This article is more than 1 year old

WTF is... White Space radio networking?

Channel surfing

Is it safe to play here?

The problem is that the device running at point X has to know the frequencies that transmitter A is using, and while various detect-and-avoid technologies have been tried only an online look-up table of locations listed against available frequencies has been shown to actually work.

So a White Space device, regardless of the protocol it will eventually use, has to first query a database to establish which frequencies are available at its current location. If a star topology is being used - such as a single Access Point providing internet connectivity to nearby clients - then only the centre of the star needs to check with the database, the clients can take guidance from the hub.

White Space geo-database model

To use White Space frequencies, you router and devices may have to check there's available capacity from multiple databases
Source: Ofcom

Until the first of these databases was established, in December 2011, broadcast TV had exclusive usage of every White Space frequency.
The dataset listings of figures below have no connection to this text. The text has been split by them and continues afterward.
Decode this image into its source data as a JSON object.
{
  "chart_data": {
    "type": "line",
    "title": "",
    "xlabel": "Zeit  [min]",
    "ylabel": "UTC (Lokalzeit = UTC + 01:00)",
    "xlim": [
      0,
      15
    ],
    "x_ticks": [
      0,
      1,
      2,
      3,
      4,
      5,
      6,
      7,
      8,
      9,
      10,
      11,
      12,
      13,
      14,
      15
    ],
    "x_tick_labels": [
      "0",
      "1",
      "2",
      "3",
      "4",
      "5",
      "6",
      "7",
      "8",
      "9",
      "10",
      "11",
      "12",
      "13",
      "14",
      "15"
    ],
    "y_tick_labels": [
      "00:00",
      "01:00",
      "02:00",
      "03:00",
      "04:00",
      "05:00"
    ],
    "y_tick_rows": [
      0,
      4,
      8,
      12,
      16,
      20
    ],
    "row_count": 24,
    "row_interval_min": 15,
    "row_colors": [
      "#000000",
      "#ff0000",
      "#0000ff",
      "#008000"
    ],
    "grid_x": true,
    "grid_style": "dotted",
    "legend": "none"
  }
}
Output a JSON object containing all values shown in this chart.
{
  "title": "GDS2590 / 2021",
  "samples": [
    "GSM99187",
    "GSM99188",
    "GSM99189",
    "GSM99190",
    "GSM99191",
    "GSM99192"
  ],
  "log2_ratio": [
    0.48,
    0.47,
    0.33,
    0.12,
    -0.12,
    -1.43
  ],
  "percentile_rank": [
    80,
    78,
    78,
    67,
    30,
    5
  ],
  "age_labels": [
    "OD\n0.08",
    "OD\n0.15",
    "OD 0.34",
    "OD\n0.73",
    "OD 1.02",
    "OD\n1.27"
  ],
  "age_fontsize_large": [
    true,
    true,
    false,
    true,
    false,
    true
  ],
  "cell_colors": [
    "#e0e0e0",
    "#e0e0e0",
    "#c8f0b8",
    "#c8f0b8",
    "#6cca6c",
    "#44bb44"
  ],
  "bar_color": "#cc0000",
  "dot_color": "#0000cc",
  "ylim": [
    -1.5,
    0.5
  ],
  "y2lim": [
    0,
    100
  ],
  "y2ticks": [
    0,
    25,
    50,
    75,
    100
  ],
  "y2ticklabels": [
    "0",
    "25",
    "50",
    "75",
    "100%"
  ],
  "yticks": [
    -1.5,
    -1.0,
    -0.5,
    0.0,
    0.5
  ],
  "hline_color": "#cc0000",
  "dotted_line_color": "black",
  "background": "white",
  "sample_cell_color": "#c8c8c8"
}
The US broadcast trade body, the NAB, recruited the pneumatic Dolly Parton and an evil, animated telephone to its campaign against the exploitation of White Space, claiming that White Space usage would inevitably interfere with broadcast pictures, despite the US Federal Communications Commission's insistence that there was room for everyone to play.

The angry phone

An angry, White Space-phobic phone, yesterday

In the UK, the Church of England and Andrew Lloyd Webber were roped in to support a similar campaign, centred not on the claim that White Space would knock out broadcast TV but that the White Spaces had hitherto been the exclusive preserve of wireless microphone users.

Professional wireless mics, used in everything from West End shows to Celebrity Big Brother, already use a similar database system to allocate frequencies by region, but the limited quantity of microphones in use has never required real-time dynamic allocations. Touring shows generally know were they're going to be well ahead of time.

Lily Allen and Sennheiser radio mic

A popular radio mic user is undaunted by White Space networking
Source: Sennheiser/John Marshall

The Joint Frequency Managers Group (JFMG), an organisation set up specifically to manage those bands for wireless microphone users, has run the monopoly database for years but has done so with the willing co-operation of the whole entertainment industry.

In the US, the White Space rules conceded a couple of channels for exclusive use by wireless microphones. Something similar will probably happen over here. The entertainment business may feel a bit squeezed, but the rest of us get masses more bandwidth to play with.